Officials from the FBI, CIA and the Bureau of Alcohol, Tobacco and Firearms raided the University on Wednesday.
But no guns were raised and no apprehensions were made.
The federal agents visited campus to take part in a career forum held at the Hubert H. Humphrey Center sponsored by the University Student Legal Service and the University Law School.
Part of the legal service’s 20th anniversary, the job fair brought in a wide variety of legal professionals, from private and public attorneys to FBI agents.
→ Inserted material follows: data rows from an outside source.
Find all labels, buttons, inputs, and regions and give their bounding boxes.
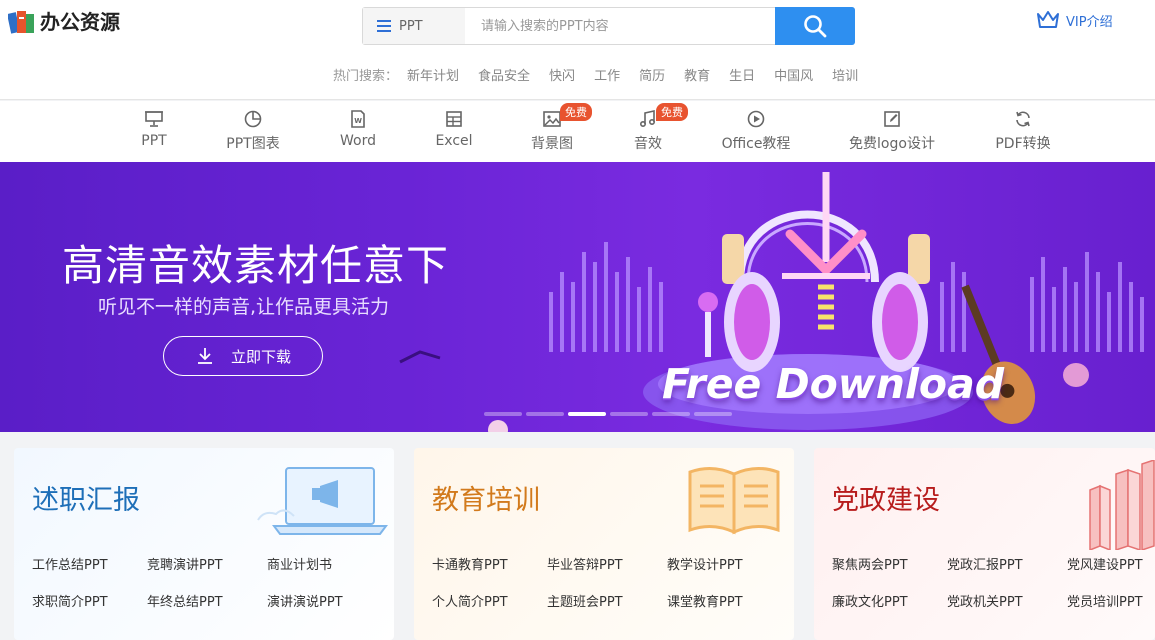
music-note-icon (639, 110, 656, 128)
card-link[interactable]: 党政机关PPT (947, 591, 1067, 610)
nav-item-sound-effects[interactable]: 免费 音效 (588, 103, 708, 153)
hot-search-item[interactable]: 简历 (639, 65, 665, 84)
nav-item-ppt-chart[interactable]: PPT图表 (193, 109, 313, 153)
nav-label: 免费logo设计 (849, 136, 935, 152)
card-links: 工作总结PPT 竞聘演讲PPT 商业计划书 求职简介PPT 年终总结PPT 演讲… (32, 554, 387, 610)
download-now-label: 立即下载 (230, 347, 291, 366)
card-link[interactable]: 党风建设PPT (1067, 554, 1155, 573)
card-link[interactable]: 党员培训PPT (1067, 591, 1155, 610)
download-icon (197, 348, 212, 364)
building-bars-icon (1089, 460, 1155, 550)
refresh-icon (1016, 111, 1030, 127)
carousel-indicators (484, 412, 732, 416)
hot-search-item[interactable]: 新年计划 (407, 65, 459, 84)
megaphone-laptop-icon (257, 467, 388, 535)
menu-icon (377, 20, 391, 32)
carousel-dot-active[interactable] (568, 412, 606, 416)
banner-subtitle: 听见不一样的声音,让作品更具活力 (98, 296, 390, 318)
hot-search-item[interactable]: 快闪 (549, 65, 575, 84)
search-type-select[interactable]: PPT (363, 8, 465, 44)
category-nav: PPT PPT图表 W Word Excel 免费 背景图 免费 音效 Offi… (0, 101, 1155, 162)
card-title[interactable]: 述职汇报 (32, 478, 140, 517)
card-link[interactable]: 工作总结PPT (32, 554, 147, 573)
search-icon (804, 15, 827, 38)
hot-search-item[interactable]: 工作 (594, 65, 620, 84)
nav-label: Word (340, 133, 376, 149)
excel-icon (446, 111, 462, 127)
free-download-art-text: Free Download (662, 360, 1005, 408)
hot-searches-label: 热门搜索： (333, 69, 399, 84)
hot-searches: 热门搜索： 新年计划 食品安全 快闪 工作 简历 教育 生日 中国风 培训 (333, 65, 858, 84)
open-book-icon (688, 467, 780, 535)
category-card-report: 述职汇报 工作总结PPT 竞聘演讲PPT 商业计划书 求职简介PPT 年终总结P… (14, 448, 394, 640)
search-bar: PPT (362, 7, 855, 45)
card-link[interactable]: 廉政文化PPT (832, 591, 947, 610)
carousel-dot[interactable] (694, 412, 732, 416)
nav-label: 背景图 (531, 136, 573, 152)
free-badge: 免费 (656, 103, 688, 121)
category-card-party: 党政建设 聚焦两会PPT 党政汇报PPT 党风建设PPT 廉政文化PPT 党政机… (814, 448, 1155, 640)
carousel-dot[interactable] (610, 412, 648, 416)
nav-item-pdf-convert[interactable]: PDF转换 (963, 109, 1083, 153)
site-header: 办公资源 PPT VIP介绍 热门搜索： 新年计划 食品安全 快闪 工作 简历 … (0, 0, 1155, 100)
equalizer-bars (549, 242, 1144, 352)
hot-search-item[interactable]: 食品安全 (478, 65, 530, 84)
carousel-dot[interactable] (526, 412, 564, 416)
card-links: 聚焦两会PPT 党政汇报PPT 党风建设PPT 廉政文化PPT 党政机关PPT … (832, 554, 1155, 610)
nav-label: Excel (435, 133, 473, 149)
search-type-label: PPT (399, 18, 423, 34)
presentation-icon (145, 111, 163, 127)
search-button[interactable] (775, 7, 855, 45)
nav-label: PPT (141, 133, 167, 149)
hero-banner[interactable]: 高清音效素材任意下 听见不一样的声音,让作品更具活力 立即下载 Free Dow… (0, 162, 1155, 432)
svg-text:W: W (354, 117, 362, 125)
search-input[interactable] (465, 8, 775, 44)
crown-icon (1037, 11, 1059, 28)
card-link[interactable]: 主题班会PPT (547, 591, 667, 610)
card-link[interactable]: 聚焦两会PPT (832, 554, 947, 573)
card-link[interactable]: 课堂教育PPT (667, 591, 787, 610)
card-links: 卡通教育PPT 毕业答辩PPT 教学设计PPT 个人简介PPT 主题班会PPT … (432, 554, 787, 610)
logo-text: 办公资源 (40, 9, 120, 34)
card-link[interactable]: 教学设计PPT (667, 554, 787, 573)
nav-item-office-tutorial[interactable]: Office教程 (696, 109, 816, 153)
carousel-dot[interactable] (652, 412, 690, 416)
card-link[interactable]: 年终总结PPT (147, 591, 267, 610)
download-now-button[interactable]: 立即下载 (163, 336, 323, 376)
carousel-dot[interactable] (484, 412, 522, 416)
card-link[interactable]: 竞聘演讲PPT (147, 554, 267, 573)
card-link[interactable]: 毕业答辩PPT (547, 554, 667, 573)
banner-title: 高清音效素材任意下 (62, 241, 450, 290)
pie-chart-icon (244, 110, 262, 128)
nav-label: Office教程 (721, 136, 791, 152)
card-title[interactable]: 党政建设 (832, 478, 940, 517)
card-link[interactable]: 个人简介PPT (432, 591, 547, 610)
card-title[interactable]: 教育培训 (432, 478, 540, 517)
nav-label: PDF转换 (995, 136, 1051, 152)
hot-search-item[interactable]: 教育 (684, 65, 710, 84)
hot-search-item[interactable]: 培训 (832, 65, 858, 84)
logo-books-icon (7, 5, 36, 35)
category-card-education: 教育培训 卡通教育PPT 毕业答辩PPT 教学设计PPT 个人简介PPT 主题班… (414, 448, 794, 640)
card-link[interactable]: 商业计划书 (267, 554, 387, 573)
image-icon (543, 111, 561, 127)
nav-label: 音效 (634, 136, 662, 152)
card-link[interactable]: 求职简介PPT (32, 591, 147, 610)
card-link[interactable]: 党政汇报PPT (947, 554, 1067, 573)
vip-label: VIP介绍 (1066, 14, 1113, 30)
nav-label: PPT图表 (226, 136, 280, 152)
card-link[interactable]: 卡通教育PPT (432, 554, 547, 573)
card-link[interactable]: 演讲演说PPT (267, 591, 387, 610)
word-icon: W (351, 110, 365, 128)
hot-search-item[interactable]: 生日 (729, 65, 755, 84)
vip-link[interactable]: VIP介绍 (1036, 10, 1113, 30)
hot-search-item[interactable]: 中国风 (774, 65, 813, 84)
site-logo[interactable]: 办公资源 (7, 4, 120, 36)
nav-item-logo-design[interactable]: 免费logo设计 (832, 109, 952, 153)
guitar (961, 284, 1036, 424)
edit-icon (884, 111, 900, 127)
play-circle-icon (747, 110, 765, 128)
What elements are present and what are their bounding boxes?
Collins Byrd, director of admissions for the University Law School, and Joy Rikala, University Police chief, represented the University at the forum.
The diverse forum was inspired by a smaller fair that was held last year, which focused solely on careers in law enforcement.
Caron said last year’s event was so well attended that his organization decided to utilize and expand on it.
“Any time you can have a lawyer tell you what to do, rather than see it on TV, that can help you quite a bit,” said John Kokoszk, a first-year law student. “I think it would greatly benefit an undergraduate student.”
Law students and undergraduate students alike filtered in and out of the Humphrey Center for the two-hour forum.
“The fair has a great spread of people,” said Mike Johnson, a third-year sociology major who is looking into a law-related profession. “I really had no idea what to expect; there were a lot of people to talk to like the Army JAG Corps and the CIA.”
Those on hand from the legal realms were also impressed by the career fair.
“Something like this gives students all the sides of the profession,” said James Kuboushek, an agent from the Bureau of Alcohol, Tobacco and Firearms. “The forum shows students what kind of agencies are out there, necessary education requirements and alerts them of internship opportunities.”
The student legal organization was founded 20 years ago by University students to address day-to-day legal problems that students commonly encounter. Two decades later, the legal services are in essence a small law firm assisting and representing students who cannot afford private council.
Because of landlord and tenant relationships, students are traditionally a target audience for housing disputes. The student legal service is in place to help students in these and other legal binds through representation, or by leading them in the right direction.